Teaching AI to plan using language in a new open-source strategy game

September 06, 2019

Written byMichael Lewis, Denis Yarats and Hengyuan Hu

Written by

Michael Lewis, Denis Yarats and Hengyuan Hu

Share

When humans face a complex challenge, we create a plan composed of individual, related steps. Often, these plans are formed as natural language sentences. This approach enables us to achieve our goal and also adapt to new challenges, because we can leverage elements of previous plans to tackle new tasks, rather than starting from scratch each time.

Facebook AI has developed a new method of teaching AI to plan effectively, using natural language to break down complex problems into high-level plans and lower-level actions. Our system innovates by using two AI models — one that gives instructions in natural language and one that interprets and executes them — and it takes advantage of the structure in natural language in order to address unfamiliar tasks and situations. We’ve tested our approach using a new real-time strategy game called MiniRTSv2, and found it outperforms AI systems that simply try to directly imitate human gameplay.

We’re now sharing our results which will be presented at NeurIPS 2019 later this year, and open-sourcing MiniRTSv2 so other researchers can use it to build and test their own imitation and reinforcement learning systems.

Previously, the AI research community has found it challenging to bring this hierarchical decision-making process to AI systems. Doing so has meant that researchers had to manually specify how to break down a problem into macro-actions, which is difficult to scale and requires expertise. Alternatively, if the AI system has been trained to focus on the end task, it is likely to learn how to achieve success through a single composite action rather than a hierarchy of steps. Our work with MiniRTSv2 shows that a different natural language-based method can make progress against these challenges.

While this is foundational research, it suggests that by using language to represent plans, these systems can more efficiently generalize to a variety of tasks and adapt to new circumstances. We believe this can bring us closer to our long-term goal of building AI that can adapt and generalize in real-world settings.

Building MiniRTSv2, an open source, NLP-ready game environment

MiniRTSv2 is a streamlined strategy game designed specifically for AI research. In the game, a player commands archers, dragons, and other units in order to defeat an opponent.

In this sample MiniRTSv2 gameplay — recorded directly from the tool’s interface — all the instructions that appear below the map field are generated by an instructor model, while the corresponding in-game actions, such as building and attacking units, are carried out by a separate executor model.

Though MiniRTSv2 is intentionally simpler and easier to learn than commercial games such as DOTA 2 and StarCraft, it still allows for complex strategies that must account for large state and action spaces, imperfect information (areas of the map are hidden when friendly units aren’t nearby), and the need to adapt strategies to the opponent’s actions. Used as a training tool for AI, the game can help agents learn effective planning skills, whether through NLP-based techniques or other kinds of training, such as reinforcement and imitation learning.

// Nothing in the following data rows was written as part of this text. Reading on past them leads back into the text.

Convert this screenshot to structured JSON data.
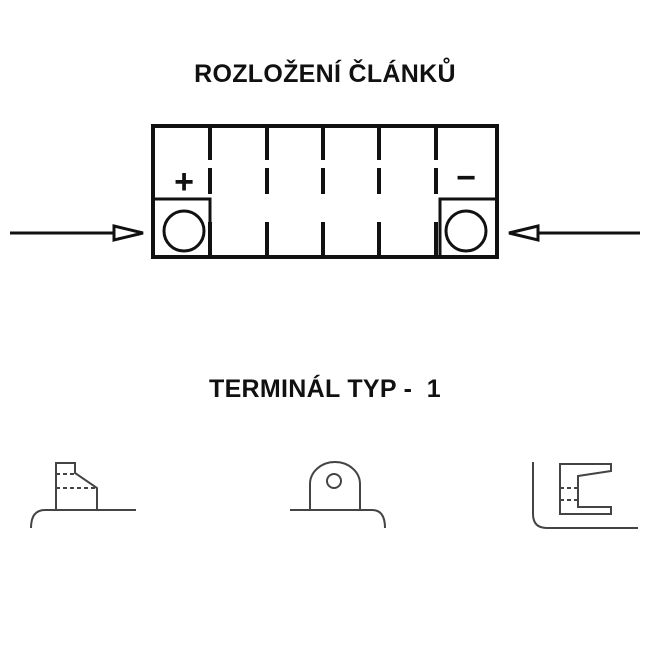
{
  "layout_title": "ROZLOŽENÍ ČLÁNKŮ",
  "terminal_title": "TERMINÁL TYP -  1",
  "battery": {
    "positive_symbol": "+",
    "negative_symbol": "−",
    "cell_count": 6
  },
  "colors": {
    "line": "#111111",
    "terminal_line": "#444444"
  }
}
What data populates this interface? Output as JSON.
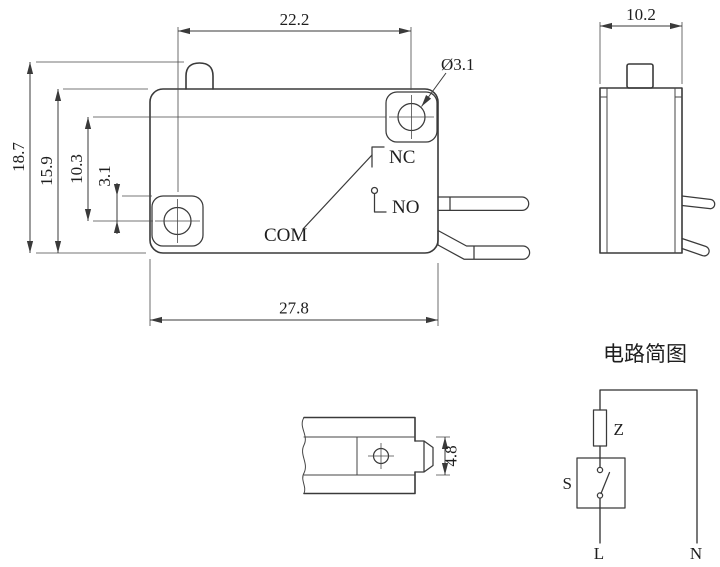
{
  "meta": {
    "background_color": "#ffffff",
    "line_color": "#3a3a3a",
    "text_color": "#1e1e1e",
    "drawing_type": "micro switch dimensional drawing"
  },
  "front_view": {
    "dims": {
      "top_hole_spacing": "22.2",
      "hole_diameter": "Ø3.1",
      "total_height": "18.7",
      "body_height": "15.9",
      "hole_vertical_spacing": "10.3",
      "hole_edge_offset": "3.1",
      "body_width": "27.8"
    },
    "labels": {
      "nc": "NC",
      "no": "NO",
      "com": "COM"
    }
  },
  "side_view": {
    "dims": {
      "width": "10.2"
    }
  },
  "bottom_view": {
    "dims": {
      "terminal_height": "4.8"
    }
  },
  "circuit": {
    "title": "电路简图",
    "labels": {
      "z": "Z",
      "s": "S",
      "l": "L",
      "n": "N"
    }
  }
}
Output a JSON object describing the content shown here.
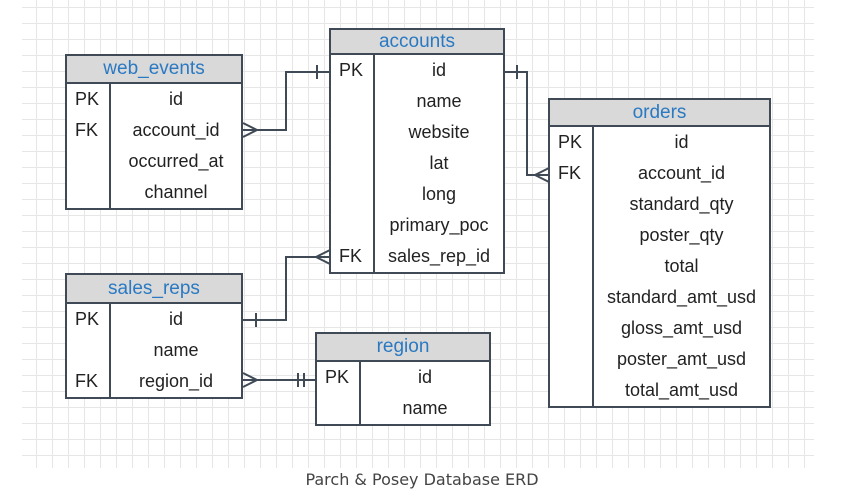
{
  "caption": "Parch & Posey Database ERD",
  "entities": {
    "web_events": {
      "title": "web_events",
      "rows": [
        {
          "key": "PK",
          "name": "id"
        },
        {
          "key": "FK",
          "name": "account_id"
        },
        {
          "key": "",
          "name": "occurred_at"
        },
        {
          "key": "",
          "name": "channel"
        }
      ]
    },
    "accounts": {
      "title": "accounts",
      "rows": [
        {
          "key": "PK",
          "name": "id"
        },
        {
          "key": "",
          "name": "name"
        },
        {
          "key": "",
          "name": "website"
        },
        {
          "key": "",
          "name": "lat"
        },
        {
          "key": "",
          "name": "long"
        },
        {
          "key": "",
          "name": "primary_poc"
        },
        {
          "key": "FK",
          "name": "sales_rep_id"
        }
      ]
    },
    "orders": {
      "title": "orders",
      "rows": [
        {
          "key": "PK",
          "name": "id"
        },
        {
          "key": "FK",
          "name": "account_id"
        },
        {
          "key": "",
          "name": "standard_qty"
        },
        {
          "key": "",
          "name": "poster_qty"
        },
        {
          "key": "",
          "name": "total"
        },
        {
          "key": "",
          "name": "standard_amt_usd"
        },
        {
          "key": "",
          "name": "gloss_amt_usd"
        },
        {
          "key": "",
          "name": "poster_amt_usd"
        },
        {
          "key": "",
          "name": "total_amt_usd"
        }
      ]
    },
    "sales_reps": {
      "title": "sales_reps",
      "rows": [
        {
          "key": "PK",
          "name": "id"
        },
        {
          "key": "",
          "name": "name"
        },
        {
          "key": "FK",
          "name": "region_id"
        }
      ]
    },
    "region": {
      "title": "region",
      "rows": [
        {
          "key": "PK",
          "name": "id"
        },
        {
          "key": "",
          "name": "name"
        }
      ]
    }
  },
  "colors": {
    "header_text": "#2a79c2",
    "header_fill": "#d9d9d9",
    "border": "#3f4a56"
  }
}
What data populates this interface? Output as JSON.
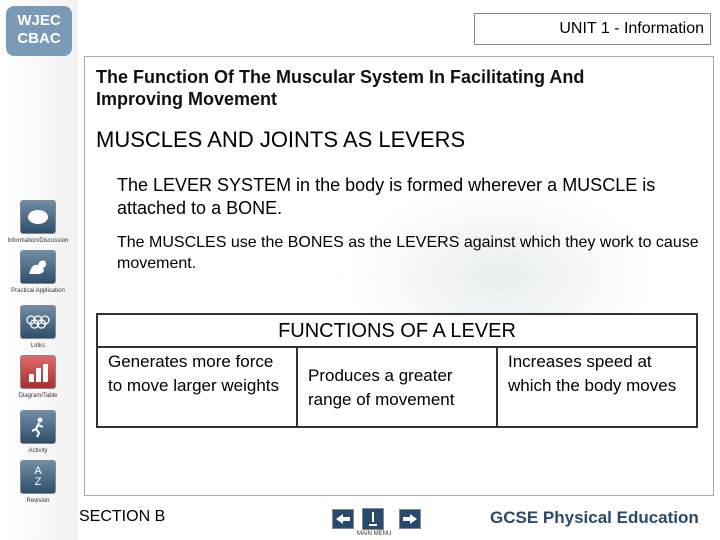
{
  "logo": {
    "line1": "WJEC",
    "line2": "CBAC"
  },
  "header": {
    "unit": "UNIT 1 - Information"
  },
  "sidebar": {
    "items": [
      {
        "label": "Information/Discussion",
        "icon": "speech-bubble-icon"
      },
      {
        "label": "Practical Application",
        "icon": "muscle-arm-icon"
      },
      {
        "label": "Links",
        "icon": "rings-icon"
      },
      {
        "label": "Diagram/Table",
        "icon": "bar-chart-icon"
      },
      {
        "label": "Activity",
        "icon": "running-person-icon"
      },
      {
        "label": "Revision",
        "icon": "a-z-icon",
        "glyph_a": "A",
        "glyph_z": "Z"
      }
    ]
  },
  "main": {
    "title": "The Function Of The Muscular System In Facilitating And Improving Movement",
    "subtitle": "MUSCLES AND JOINTS AS LEVERS",
    "para1": "The LEVER SYSTEM in the body is formed wherever a MUSCLE is attached to a BONE.",
    "para2": "The MUSCLES use the BONES as the LEVERS against which they work to cause movement.",
    "functions": {
      "title": "FUNCTIONS OF A LEVER",
      "items": [
        "Generates more force to move larger weights",
        "Produces a greater range of movement",
        "Increases speed at which the body moves"
      ]
    }
  },
  "footer": {
    "section": "SECTION B",
    "menu_label": "MAIN MENU",
    "brand": "GCSE Physical Education"
  },
  "colors": {
    "nav_blue": "#2a4a6d",
    "active_red": "#c04444"
  }
}
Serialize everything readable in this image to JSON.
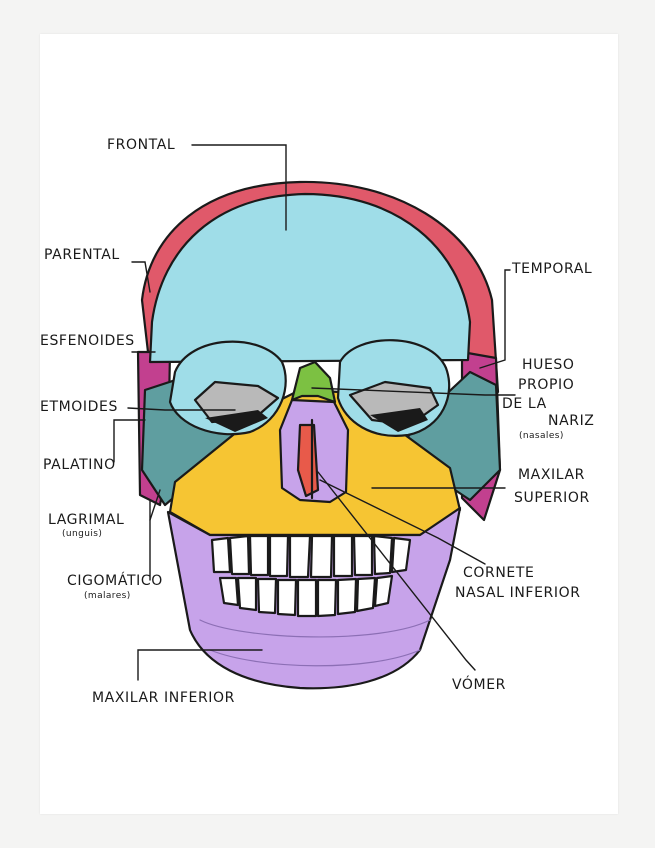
{
  "labels": {
    "frontal": "FRONTAL",
    "parental": "PARENTAL",
    "esfenoides": "ESFENOIDES",
    "etmoides": "ETMOIDES",
    "palatino": "PALATINO",
    "lagrimal": "LAGRIMAL",
    "lagrimal_sub": "(unguis)",
    "cigomatico": "CIGOMÁTICO",
    "cigomatico_sub": "(malares)",
    "maxilar_inferior": "MAXILAR INFERIOR",
    "temporal": "TEMPORAL",
    "hueso_propio_1": "HUESO",
    "hueso_propio_2": "PROPIO",
    "hueso_propio_3": "DE LA",
    "hueso_propio_4": "NARIZ",
    "hueso_propio_sub": "(nasales)",
    "maxilar_superior_1": "MAXILAR",
    "maxilar_superior_2": "SUPERIOR",
    "cornete_1": "CORNETE",
    "cornete_2": "NASAL INFERIOR",
    "vomer": "VÓMER"
  },
  "colors": {
    "frontal": "#9fdde8",
    "parietal": "#e0596a",
    "temporal_sphenoid": "#c2408f",
    "zygomatic": "#5f9ea0",
    "maxilla": "#f6c533",
    "mandible": "#c7a3ea",
    "nasal": "#7cc142",
    "orbit_gray": "#b9b9b9",
    "vomer": "#c7a3ea",
    "turbinate": "#e85a4a"
  }
}
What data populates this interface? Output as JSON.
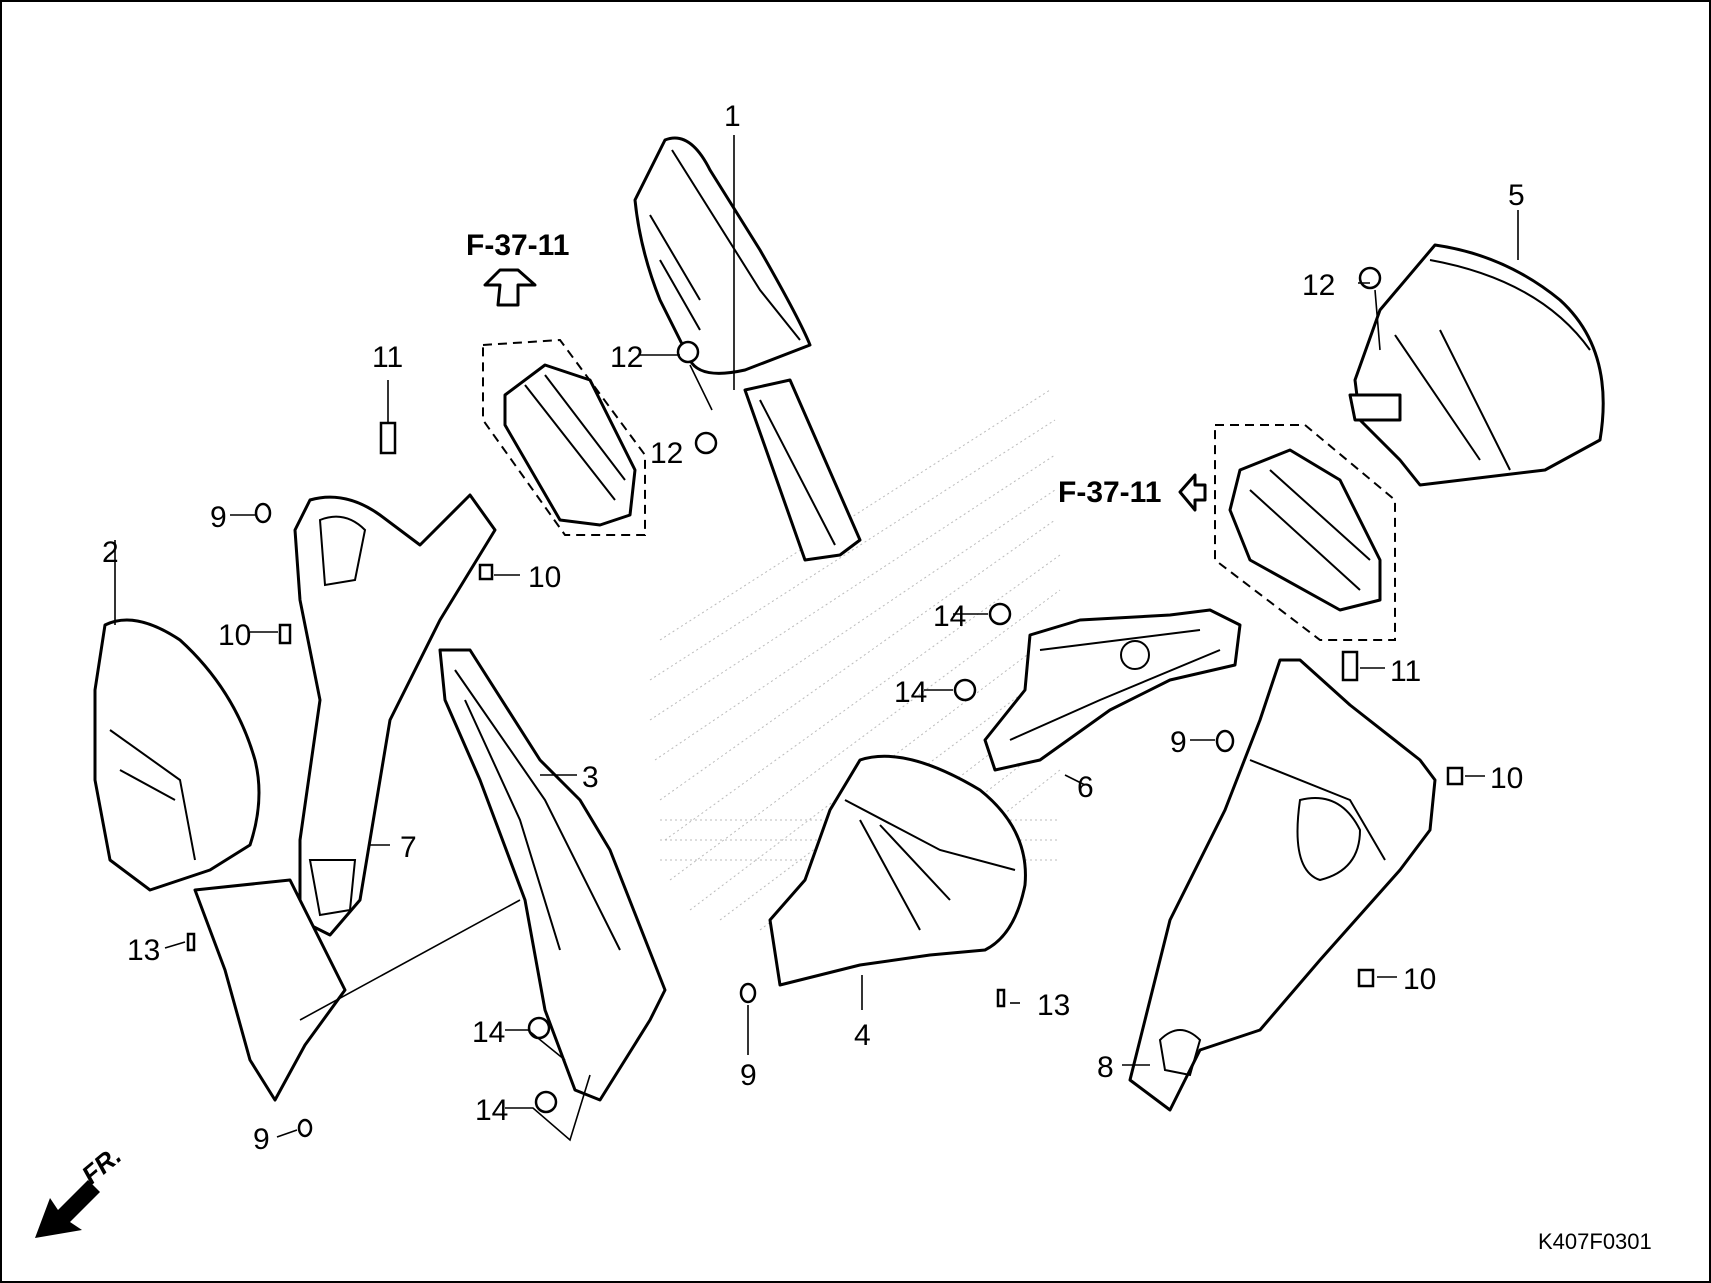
{
  "diagram_code": "K407F0301",
  "direction_label": "FR.",
  "reference_labels": [
    "F-37-11",
    "F-37-11"
  ],
  "part_numbers": {
    "p1": "1",
    "p2": "2",
    "p3": "3",
    "p4": "4",
    "p5": "5",
    "p6": "6",
    "p7": "7",
    "p8": "8",
    "n9a": "9",
    "n9b": "9",
    "n9c": "9",
    "n9d": "9",
    "n10a": "10",
    "n10b": "10",
    "n10c": "10",
    "n10d": "10",
    "n11a": "11",
    "n11b": "11",
    "n12a": "12",
    "n12b": "12",
    "n12c": "12",
    "n13a": "13",
    "n13b": "13",
    "n14a": "14",
    "n14b": "14",
    "n14c": "14",
    "n14d": "14"
  }
}
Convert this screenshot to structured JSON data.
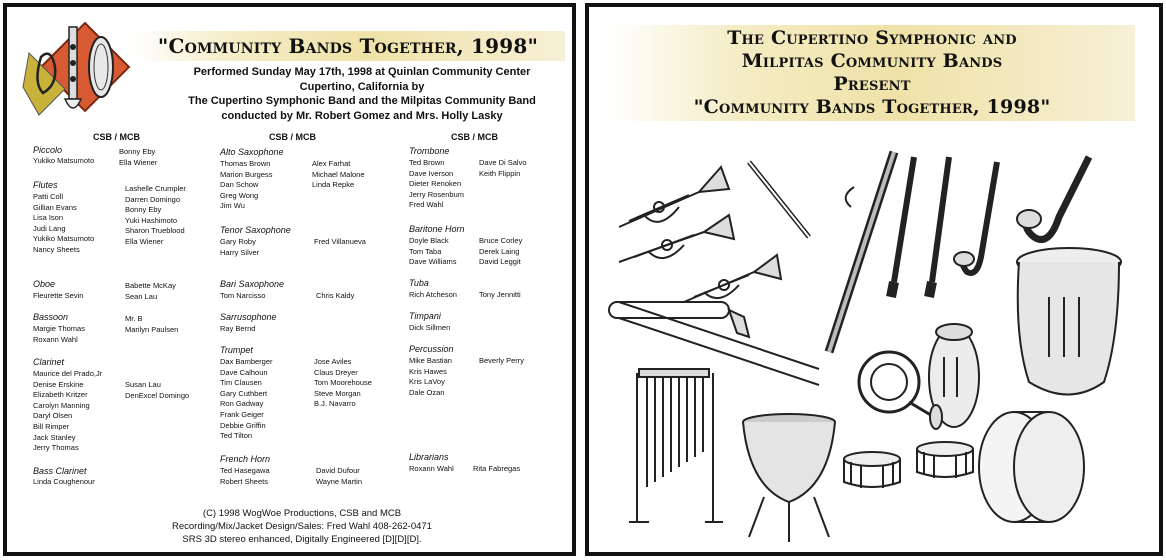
{
  "left": {
    "title": "\"Community Bands Together, 1998\"",
    "info": [
      "Performed Sunday May 17th, 1998 at Quinlan Community Center",
      "Cupertino, California by",
      "The Cupertino Symphonic Band and the Milpitas Community Band",
      "conducted by Mr. Robert Gomez and Mrs. Holly Lasky"
    ],
    "col_header": "CSB / MCB",
    "sections": {
      "piccolo": {
        "name": "Piccolo",
        "csb": [
          "Yukiko Matsumoto"
        ],
        "mcb": [
          "Bonny Eby",
          "Ella Wiener"
        ]
      },
      "flutes": {
        "name": "Flutes",
        "csb": [
          "Patti Coll",
          "Gillian Evans",
          "Lisa Ison",
          "Judi Lang",
          "Yukiko Matsumoto",
          "Nancy Sheets"
        ],
        "mcb": [
          "Lashelle Crumpler",
          "Darren Domingo",
          "Bonny Eby",
          "Yuki Hashimoto",
          "Sharon Trueblood",
          "Ella Wiener"
        ]
      },
      "oboe": {
        "name": "Oboe",
        "csb": [
          "Fleurette Sevin"
        ],
        "mcb": [
          "Babette McKay",
          "Sean Lau"
        ]
      },
      "bassoon": {
        "name": "Bassoon",
        "csb": [
          "Margie Thomas",
          "Roxann Wahl"
        ],
        "mcb": [
          "Mr. B",
          "Marilyn Paulsen"
        ]
      },
      "clarinet": {
        "name": "Clarinet",
        "csb": [
          "Maurice del Prado,Jr",
          "Denise Erskine",
          "Elizabeth Kritzer",
          "Carolyn Manning",
          "Daryl Olsen",
          "Bill Rimper",
          "Jack Stanley",
          "Jerry Thomas"
        ],
        "mcb": [
          "Susan Lau",
          "DenExcel Domingo"
        ]
      },
      "bass_clarinet": {
        "name": "Bass Clarinet",
        "csb": [
          "Linda Coughenour"
        ],
        "mcb": []
      },
      "alto_sax": {
        "name": "Alto Saxophone",
        "csb": [
          "Thomas Brown",
          "Marion Burgess",
          "Dan Schow",
          "Greg Wong",
          "Jim Wu"
        ],
        "mcb": [
          "Alex Farhat",
          "Michael Malone",
          "Linda Repke"
        ]
      },
      "tenor_sax": {
        "name": "Tenor Saxophone",
        "csb": [
          "Gary Roby",
          "Harry Silver"
        ],
        "mcb": [
          "Fred Villanueva"
        ]
      },
      "bari_sax": {
        "name": "Bari Saxophone",
        "csb": [
          "Tom Narcisso"
        ],
        "mcb": [
          "Chris Kaldy"
        ]
      },
      "sarrusophone": {
        "name": "Sarrusophone",
        "csb": [
          "Ray Bernd"
        ],
        "mcb": []
      },
      "trumpet": {
        "name": "Trumpet",
        "csb": [
          "Dax Bamberger",
          "Dave Calhoun",
          "Tim Clausen",
          "Gary Cuthbert",
          "Ron Gadway",
          "Frank Geiger",
          "Debbie Griffin",
          "Ted Tilton"
        ],
        "mcb": [
          "Jose Aviles",
          "Claus Dreyer",
          "Tom Moorehouse",
          "Steve Morgan",
          "B.J. Navarro"
        ]
      },
      "french_horn": {
        "name": "French Horn",
        "csb": [
          "Ted Hasegawa",
          "Robert Sheets"
        ],
        "mcb": [
          "David Dufour",
          "Wayne Martin"
        ]
      },
      "trombone": {
        "name": "Trombone",
        "csb": [
          "Ted Brown",
          "Dave Iverson",
          "Dieter Renoken",
          "Jerry Rosenbum",
          "Fred Wahl"
        ],
        "mcb": [
          "Dave Di Salvo",
          "Keith Flippin"
        ]
      },
      "baritone": {
        "name": "Baritone Horn",
        "csb": [
          "Doyle Black",
          "Tom Taba",
          "Dave Williams"
        ],
        "mcb": [
          "Bruce Corley",
          "Derek Laing",
          "David Leggit"
        ]
      },
      "tuba": {
        "name": "Tuba",
        "csb": [
          "Rich Atcheson"
        ],
        "mcb": [
          "Tony Jennitti"
        ]
      },
      "timpani": {
        "name": "Timpani",
        "csb": [
          "Dick Sillmen"
        ],
        "mcb": []
      },
      "percussion": {
        "name": "Percussion",
        "csb": [
          "Mike Bastian",
          "Kris Hawes",
          "Kris LaVoy",
          "Dale Ozan"
        ],
        "mcb": [
          "Beverly Perry"
        ]
      },
      "librarians": {
        "name": "Librarians",
        "csb": [
          "Roxann Wahl"
        ],
        "mcb": [
          "Rita Fabregas"
        ]
      }
    },
    "footer": [
      "(C) 1998 WogWoe Productions, CSB and MCB",
      "Recording/Mix/Jacket Design/Sales:  Fred Wahl 408-262-0471",
      "SRS 3D stereo enhanced,  Digitally  Engineered [D][D][D]."
    ]
  },
  "right": {
    "title_lines": [
      "The Cupertino Symphonic and",
      "Milpitas Community Bands",
      "Present",
      "\"Community Bands Together, 1998\""
    ],
    "instruments": [
      "trumpet",
      "trumpet",
      "trumpet",
      "piccolo",
      "bassoon",
      "clarinet",
      "clarinet",
      "alto-saxophone",
      "alto-saxophone",
      "trombone",
      "tuba",
      "baritone-horn",
      "french-horn",
      "chimes",
      "timpani",
      "snare-drum",
      "snare-drum",
      "bass-drum"
    ]
  }
}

Using language to generate high-level plans and assign low-level instructions

We used MiniRTSv2 to train AI agents to first express a high-level strategic plan as natural language instructions and then to act on that plan with the appropriate sequence of low-level actions in the game environment. This approach leverages natural language’s built-in benefits for learning to generalize to new tasks. Those include the expressive nature of language — different combinations of words can represent virtually any concept or action — as well as its compositional structure, which allows people to combine and rearrange words to create new sentences that others can then understand. We applied these features to the entire process of planning and execution, from the generation of strategy and instructions to the interface that bridges the different parts of the system’s hierarchical structure.

Our AI agent plays a real-time strategy game using two models. The instructor creates plans based on continually observing the game state and issues instructions in natural language to the executor. The executor grounds these instructions as actions, based on the current state of the game.

The AI agent that we built to test this approach consists of a two-level hierarchy — an instructor model that decides on a course of action and issues commands, and an executor model that carries out those instructions. We trained both models using a data set collected from human participants playing MiniRTSv2.

Those participants worked in instructor-executor pairs, with designated instructors issuing orders in the form of written text, and executors accessing the game’s controls to carry those orders out. The commands ranged from clear-cut directives, such as “build 1 dragon,” to general instructions, such as “attack.” We used these natural language interactions between players to generate a data set of 76,000 pairs of instructions and executions across 5,392 games

Leveraging the versatility of natural language to learn more generalized plans

Though MiniRTSv2 isn’t designed solely for NLP-related work, the game environment’s text interface allows us to explore ambiguous and context-dependent linguistic features that are relevant to building more versatile AI. For example, given the instruction “make two more cavalry and send them over with the other ones,” the executor model has to grasp that “the other ones” are existing cavalry, an inference that’s simple for most humans, but potentially challenging for AI. The agent also has to account for the kind of potentially confusing nuances that are common in natural language. The specific command “send idle peasant to mine mineral” should lead to the same action as the comparatively vague “back to mine,” which doesn’t specify which units should be moved.

At each time step within a given MiniRTSv2 game, our system relies on three encoders to turn inputs into feature vectors that the model can use. The observation encoder focuses on spatial inputs (where game objects appear on the map) and nonspatial inputs (such as the type of unit or building that a given game object represents); the instruction encoder generates vectors from a recent list of natural language instructions; and the auxiliary encoder learns vectors for the remaining global game attributes (such as the total amount of resources a player has).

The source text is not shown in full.